Commodities and equities continued down opposite paths in June. While the S&P 500 and MSCI Indices notched gains of 2.5% and 1.3%, respectively, oil tumbled 15.3% during the month as fundamental concerns once again brushed off another OPEC rumour. The Bloomberg Commodity Index was down 5.2% in June and 11% for the year. This weakness also weighed on the TSX, registering a 1.3% drop on the month. Continuing the recent trend, large cap US tech names lead gains in the cap-weighted S&P 500 index. The most notable mover was Amazon (NYSE: AMZN) as it broke through $1,000 per share as the massive $14.3Bn takeover of Whole Foods Co. further cemented the fact that no sector is immune to Amazon’s ambition. Healthcare names have started to break to the upside following the release of Senate’s Healthcare Bill, which is aimed at repealing key sections of Obama’s Affordable Care Act. The S&P 500 Healthcare Index was up 6.5% for the month.
Home Capital Group (HCG) was highlighted in last month’s commentary.

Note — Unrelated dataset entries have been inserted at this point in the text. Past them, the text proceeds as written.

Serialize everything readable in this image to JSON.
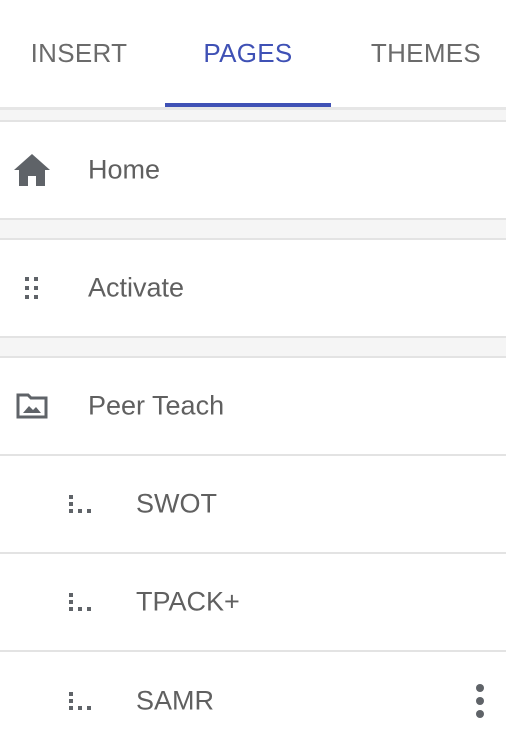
{
  "tabs": [
    {
      "label": "INSERT",
      "active": false
    },
    {
      "label": "PAGES",
      "active": true
    },
    {
      "label": "THEMES",
      "active": false
    }
  ],
  "colors": {
    "accent": "#3f51b5",
    "text": "#606060",
    "tab_inactive": "#6b6b6b",
    "divider": "#e3e3e3",
    "icon": "#5f6368"
  },
  "pages": [
    {
      "label": "Home",
      "icon": "home-icon",
      "level": 0
    },
    {
      "label": "Activate",
      "icon": "drag-handle-icon",
      "level": 0
    },
    {
      "label": "Peer Teach",
      "icon": "folder-icon",
      "level": 0
    },
    {
      "label": "SWOT",
      "icon": "subpage-drag-icon",
      "level": 1
    },
    {
      "label": "TPACK+",
      "icon": "subpage-drag-icon",
      "level": 1
    },
    {
      "label": "SAMR",
      "icon": "subpage-drag-icon",
      "level": 1,
      "more_icon": "more-vert-icon"
    }
  ]
}
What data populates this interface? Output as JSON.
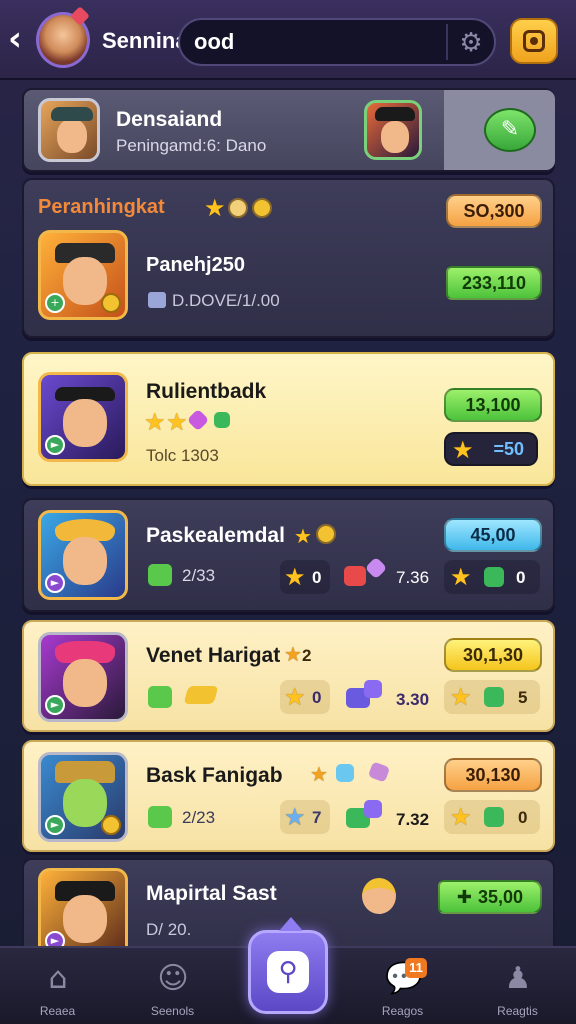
{
  "header": {
    "title": "Sennina",
    "search_value": "ood",
    "icons": {
      "back": "chevron-left-icon",
      "settings": "gear-icon",
      "camera": "camera-icon"
    }
  },
  "top_card": {
    "name": "Densaiand",
    "subtitle": "Peningamd:6: Dano",
    "action_icon": "edit-icon"
  },
  "players": [
    {
      "name": "Peranhingkat",
      "player": "Panehj250",
      "detail": "D.DOVE/1/.00",
      "score": "SO,300",
      "value": "233,110"
    },
    {
      "name": "Rulientbadk",
      "detail": "Tolc 1303",
      "score": "13,100",
      "stars_value": "=50"
    },
    {
      "name": "Paskealemdal",
      "score": "45,00",
      "stat1": "2/33",
      "stat2": "0",
      "stat3": "7.36",
      "stat4": "0"
    },
    {
      "name": "Venet Harigat",
      "tag": "2",
      "score": "30,1,30",
      "stat2": "0",
      "stat3": "3.30",
      "stat4": "5"
    },
    {
      "name": "Bask Fanigab",
      "score": "30,130",
      "stat1": "2/23",
      "stat2": "7",
      "stat3": "7.32",
      "stat4": "0"
    },
    {
      "name": "Mapirtal Sast",
      "detail": "D/ 20.",
      "score": "35,00"
    }
  ],
  "bottom_nav": {
    "items": [
      {
        "label": "Reaea",
        "icon": "home-icon"
      },
      {
        "label": "Seenols",
        "icon": "profile-icon"
      },
      {
        "label": "",
        "icon": "search-icon"
      },
      {
        "label": "Reagos",
        "icon": "chat-icon",
        "badge": "11"
      },
      {
        "label": "Reagtis",
        "icon": "user-icon"
      }
    ]
  },
  "colors": {
    "background": "#1e2240",
    "accent_purple": "#5c48c6",
    "gold": "#f2c230",
    "green": "#4dc23b",
    "orange": "#f5a243"
  }
}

To recap, the Ontario Securities Commission alleged that the company and its executives mislead shareholders following the discovery of falsified information in its broker channel. Customers subsequently withdrew 95% of bank deposits, which HCG uses to fund its mortgage lending. Consequently, the stock price plunged from $32 to $5. On 22-Jun-17, it was announced that Warren Buffet’s Berkshire Hathaway provided financing to HCG and acquired a 38% stake. Where Buffett goes, investors tend to follow, and this time was no different. The stock jumped 27% to $19 on the day of the announcement, even though Buffet paid $10 for the stock. Investors are hoping that the deal, along with the sale of commercial mortgages to KingSett Capital for $1.2 billion, will shore-up finances for the company and allow it to get back to its core business. Real estate speculators and mortgage brokers are also applauding the deal. The combination of alternative lenders pulling back and the Ontario government measures to cool price appreciation led to a 20.3% drop in GTA home sales in May-17.
Rates in the US continue to diverge. The long-end has fallen to fresh 2017 lows on the back of mixed economic data and doubts around long-term growth prospects. On the short-end, the Fed announced it would raise its Federal Funds Rate by 25bps to between 1%-1.25% on 14-Jun-17. Accordingly, the spread between the 2-year and 10-year Treasury yields shrunk to 81bps. The spread widening that occurred following Trump’s election victory has now been erased. Moreover, the spread is at its lower level since 2008, prior to the financial crisis. When the yield curve flattens and eventually inverts, it tends to foretell a recession. The yield curve has predicted almost every US economic downturn since the World War II. Certainly, the curve is far from inverting, but it is a negative indicator that warrants some attention.